La poetica di Fabio Geda nel suo ultimo libro: Una domenica, Einaudi


C'è un dolore di vuoti nell'aria senza gente e nei miei occhi creature vestite senza nudo. Le parole di Lorca risuonano nella mia mente dopo aver chiuso l'ultimo libro di Fabio Geda, Una domenica, Einaudi.
Di fronte al verso liberato dal pomposo giudizio della metrica classica e condotto verso le allucinazioni fantasmagoriche del surrealismo e le rocambolesche vicissitudini che hanno visto il poeta protagonista del viaggio dall’America latina alla grande mela passando per Parigi e Roma, non potevo non riconoscere la freschezza di una scrittura, stagliata sulla pagina tersa, incrinata talvolta da un dolore sotterraneo, accolto e allontanato, abbracciato e detestato dal poeta stesso, un’inquietudine, una sorta di ricerca fanatica di ciò che, di fatto, Lorca non è mai riuscito a possedere. Tra le pieghe delle sue poesie, il possesso è riscontrabile nel rapporto con New York, nel rapporto (doloroso e continuamente ricordato e rivissuto) con il compagno Emilio Aladrén, nel rapporto, burrascoso e solo a tratti sereno, con la poesia. Se è vero che i ricordi acuiscono il dolore che stritola il poeta è anche vero che il suo soggiorno a New York getta una nuova luce sulla sofferenza che diventa, nel tempo, la base della sua poetica.



Fabio Geda con Una domenica edito da Einaudi, ha risvegliato in me il ricordo della poetica di Lorca. La parola strappata, i silenzi paralizzati, l'iperrealismo narrativo di alcune ambientazioni che, ben presto, lascia lo spazio al simbolismo delle piccole cose quotidiane. Una quotidianità fatta di dolori e attese. E' nelle attese che si compie l'epifania della solitudine. Un uomo, rimasto vedovo da anni, prepara i piatti della tradizione piemontese in attesa della figlia che trascorrerà la domenica insieme al padre. Lui, per un giorno, potrà sentirsi nuovamente nonno e papà al tempo stesso, potrà dare un senso allo scorrere inevitabile del tempo, al lento e fatale erodersi delle emozioni che porta con sé l'ineluttabilità dell'invecchiamento e della morte.

L'imprevisto, al contempo determinante e crudele, non permette il riavvicinamento dei componenti (di una parte) della famiglia. Il tempo porta via tutte le cose. E' con questo pensiero che il protagonista inizia a vagare per le vie di Torino. Lungo Po Antonelli, i suoi colori, i suoi profumi. Lui solo, in una città svuotata, in una domenica qualunque, all'ora del pranzo.

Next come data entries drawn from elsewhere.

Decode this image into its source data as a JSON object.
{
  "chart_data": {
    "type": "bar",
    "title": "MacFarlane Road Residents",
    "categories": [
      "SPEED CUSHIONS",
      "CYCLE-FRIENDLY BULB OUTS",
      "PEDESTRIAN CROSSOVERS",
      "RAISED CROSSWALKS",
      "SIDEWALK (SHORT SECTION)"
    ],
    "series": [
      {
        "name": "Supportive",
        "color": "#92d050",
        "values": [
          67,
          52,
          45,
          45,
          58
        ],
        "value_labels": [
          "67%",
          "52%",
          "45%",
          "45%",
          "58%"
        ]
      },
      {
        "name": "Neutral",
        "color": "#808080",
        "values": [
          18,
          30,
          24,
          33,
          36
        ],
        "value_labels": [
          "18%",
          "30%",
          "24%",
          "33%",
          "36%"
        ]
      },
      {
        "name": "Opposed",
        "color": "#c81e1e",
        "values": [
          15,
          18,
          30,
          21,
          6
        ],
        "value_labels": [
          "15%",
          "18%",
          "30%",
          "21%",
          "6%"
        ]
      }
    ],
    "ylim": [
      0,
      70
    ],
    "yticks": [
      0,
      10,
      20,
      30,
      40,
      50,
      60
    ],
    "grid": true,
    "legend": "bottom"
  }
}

La narrazione si allarga e abbraccia una storia fatta di relazioni, ricordi, aneddoti familiari. Parallelamente lo spazio si restringe e il lettore si trova a stretto contatto con il microcosmo del protagonista. Entrano in scena Elena, una donna che cerca di essere una buona madre, e il figlio Gaston. 

La poetica di Geda è l'occasione per riflettere sui rapporti famigliari, specie a distanza di anni, "quando raggiungi l'età che avevano i tuoi genitori al tempo in cui eri un bambino": il punto di vista della figlia, io narrante della storia, che accompagna il lettore ora alla scoperta dei sentimenti, a volte contrastanti, del padre, ora alla scoperta dei turbamenti della madre, si rivela un'angolazione privilegiata per conoscere non tanto i dettagli della storia quanto i sentimenti che si celano dietro agli eventi. 
Tra citazioni letterari e ambientazioni minimaliste, avanza quel turbinio di non detti e di silenzi, di sconfitte e di amari rimpianti, ma anche di vagheggiamenti su un passato che non torna (di nuovo è il tempo che si porta via tutto) ma dal quale i personaggi (e gli stessi lettori) possono attingere per abbeverarsi alla fonte della speranza.